The use of digital visualization in public participation processes have been suggested as a way to overcome known barriers to participation in planning processes and public participation. While the latest developments with virtual reality headsets (VR) have been popularized since the mid 2010’s, its use in planning and amongst landscape architects remains low, even though its use has been thought to be advantageous within certain aspects.
This study explores the viability of VR in public participation processes regarding evaluation of landscape designs by participants. To evaluate the effects of VR in public participation processes, the study combines a case study site with a research experiment, comprising of a quantitative survey and a qualitative group interview. Here, the experiment utilized a control and experimental group to evaluate the effects of VR on landscape preferences. The study also explores changes in landscape preference when vegetation density change.

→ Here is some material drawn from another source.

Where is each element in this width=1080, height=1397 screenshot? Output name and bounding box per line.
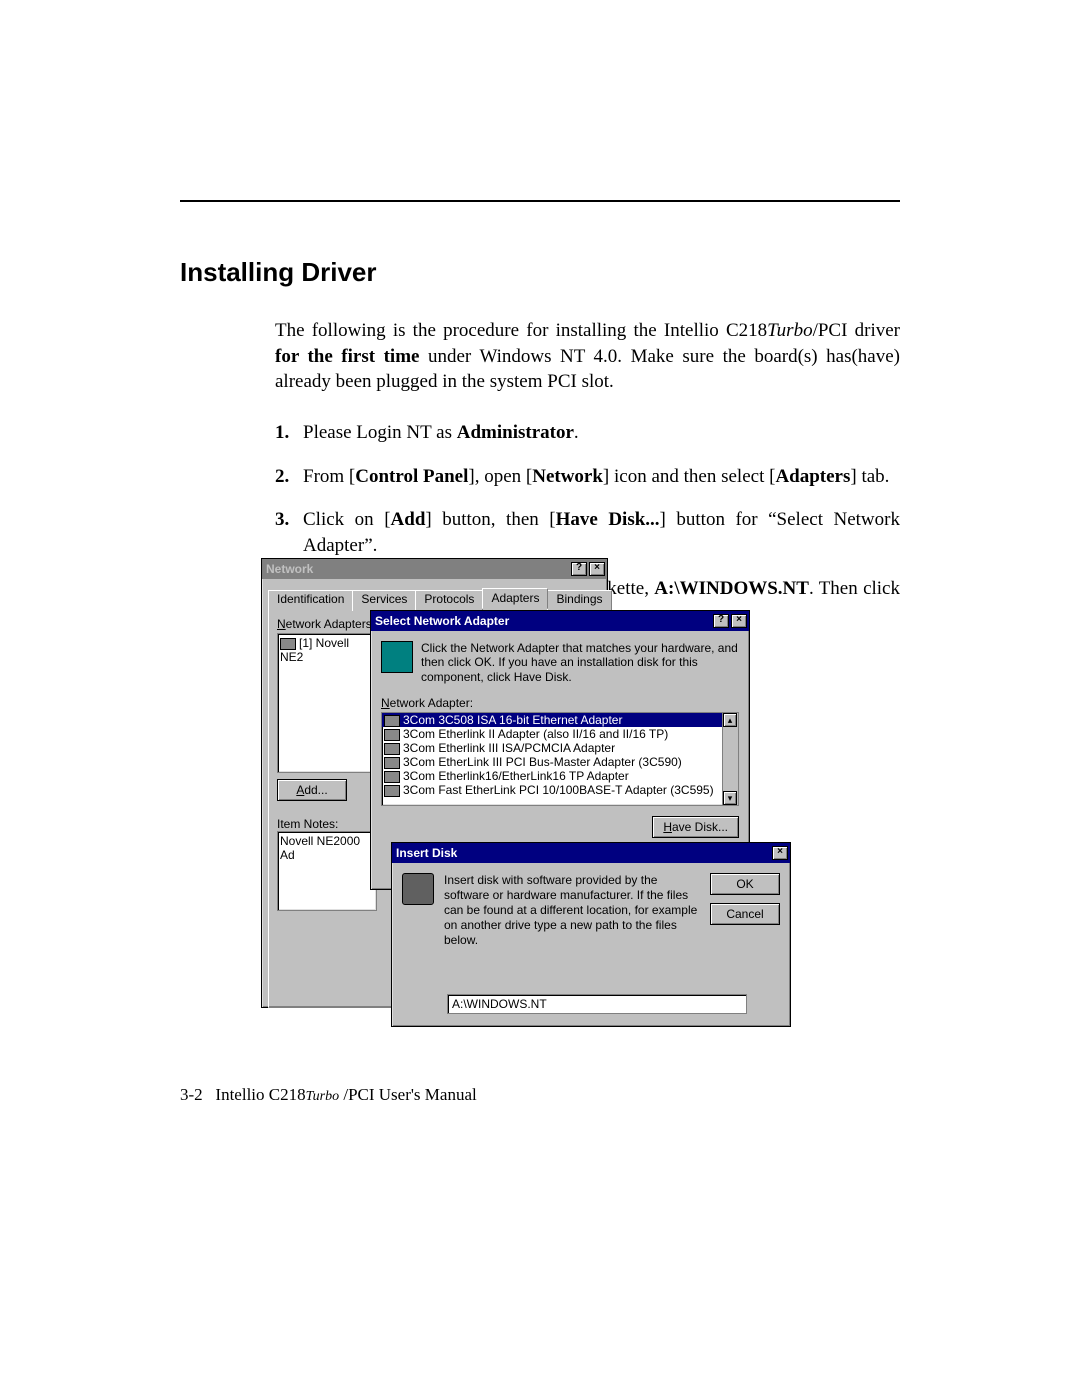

The experiment was designed as to simulate a public meeting, as this is a traditional way to present a project in current public participation processes. Results reveal that participants thought that VR was an effective tool for evaluating landscapes, where subjects particularly highlight that their experience was enjoyable and that the size and scale of the case study was better with VR than with traditional media. Feedback could also show that evaluation of compact spaces was better with the use of VR. However, participants also experienced technical problems and discomfort with the use of VR during the experiment. Findings also show the participants had an overall preference for medium dense vegetation. While this was statistically significant for the study, previous studies warn that students and professionals with spatial competence, as was tested in this study, might score differently than the rest of the population. Results should therefore be assessed with care.
A recommendation from the study is that the use of VR in public participation would be beneficial in small-scale events where proposed designs have high spatial complexity and were understanding of size and scale of vegetation is crucial for participants. Further studies should assess these findings by using a larger group of participants without spatial competence and should address the use of VR in public participation for real projects.